Iowa City is among several cities across the country, from Providence, Rhode Island, to Evanston, Illinois, that are taking steps to acknowledge past policies that benefited whites over other groups and to promote racial reconciliation or reparations.
The work is just getting underway in many areas and will lead to “uncomfortable conversations,” said Leon Andrews, director of the Race, Equality and Leadership program at the National League of Cities.
“The work is messy. The work is not easy. If it was, we probably would have solved this a long time ago,” he said.
Among the many flashpoints was simply how to conduct meetings in the absence of clear bylaws. Another was the city’s appointment of a white male union leader, Jesse Case, to serve as the group’s facilitator, a move that some commissioners criticized. A third was how much independence the group should have from city government.
Earlier this month, commission chairwoman Royceann Porter stepped down ahead of a planned vote of no-confidence in her leadership, after some commissioners accused her of a bullying style.
Porter, a longtime racial justice activist and now vice chair of the Johnson County Board of Supervisors, said she was falsely accused and treated unfairly by critics on the commission. After Porter resigned as chair, vice chair T’Shailyn Harrington automatically became the chairwoman. Within minutes, commissioners ousted Harrington and elected Mohamed Traore as the new chair.
Harrington resigned, saying meetings had been poorly run and hostile and that she became “collateral damage” due to the infighting between others. Commissioner Tony Currin also resigned, saying the commission needed “a full shutdown and reboot” with changes to improve its oversight and self-governance.
Case, the facilitator, resigned, forfeiting his city contract and complaining the commission had been “set up to fail” without clearer city governance structures.
“In its current condition the commission is doing more harm than good and is unable to chart a path for reconciliation within its own membership, much less the community at large,” the board of the Black Voices Project, a community group which includes Porter, wrote in a letter to the council.

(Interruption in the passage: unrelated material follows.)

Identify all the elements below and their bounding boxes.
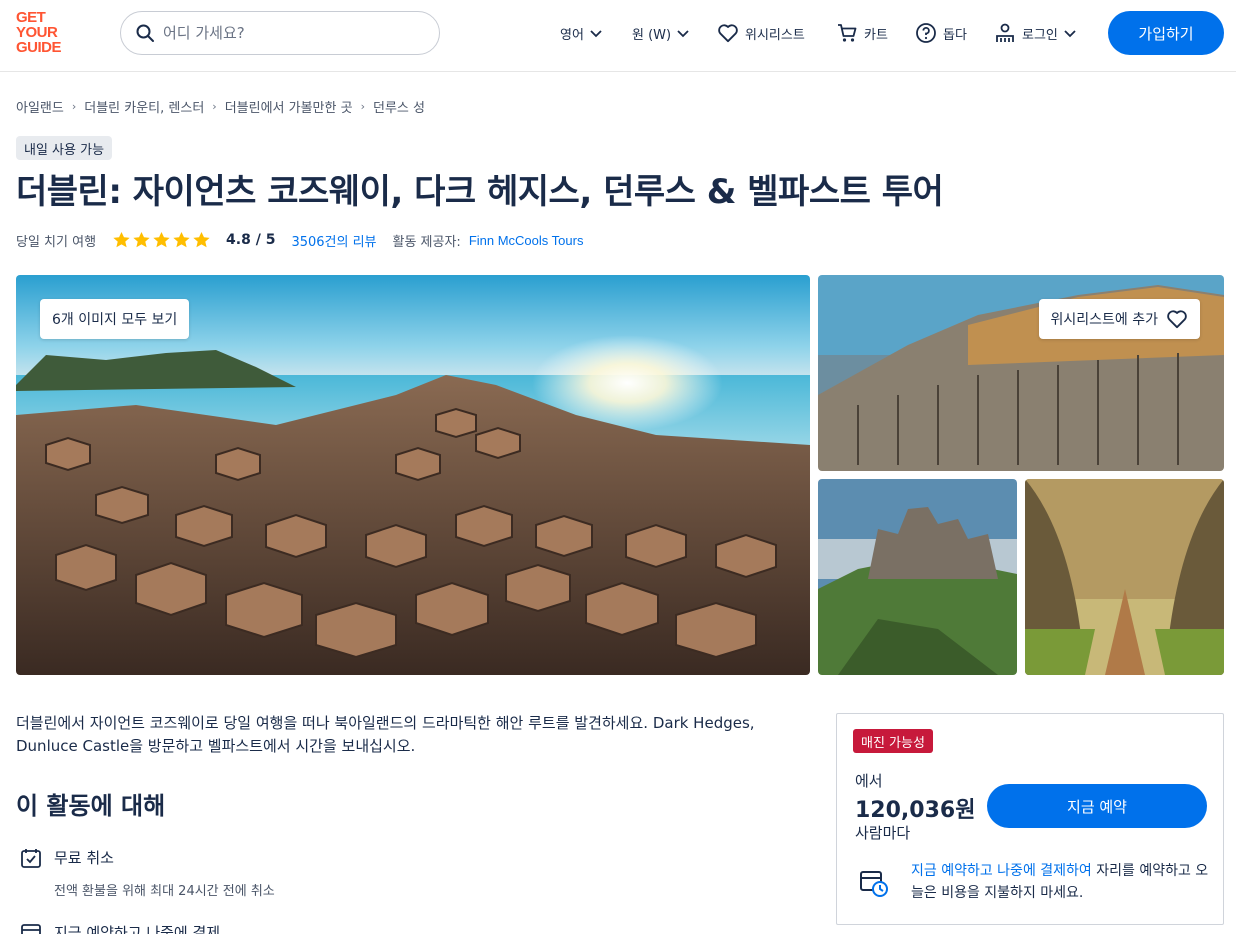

Mayor Teague and some city councilors called for the commission to be temporarily suspended. But some remaining commissioners and activists were incensed, worrying that a suspension would lead to the commission’s demise and arguing the panel could move forward with new leadership until the vacancies are filled.
Traore, the current chairman, said councilors were seeking to exert more control and warned they may face a backlash.
“Community participation in truth and reconciliation will not and should not be completely on your terms,” he said. “It will be on ours. It will be on the people.”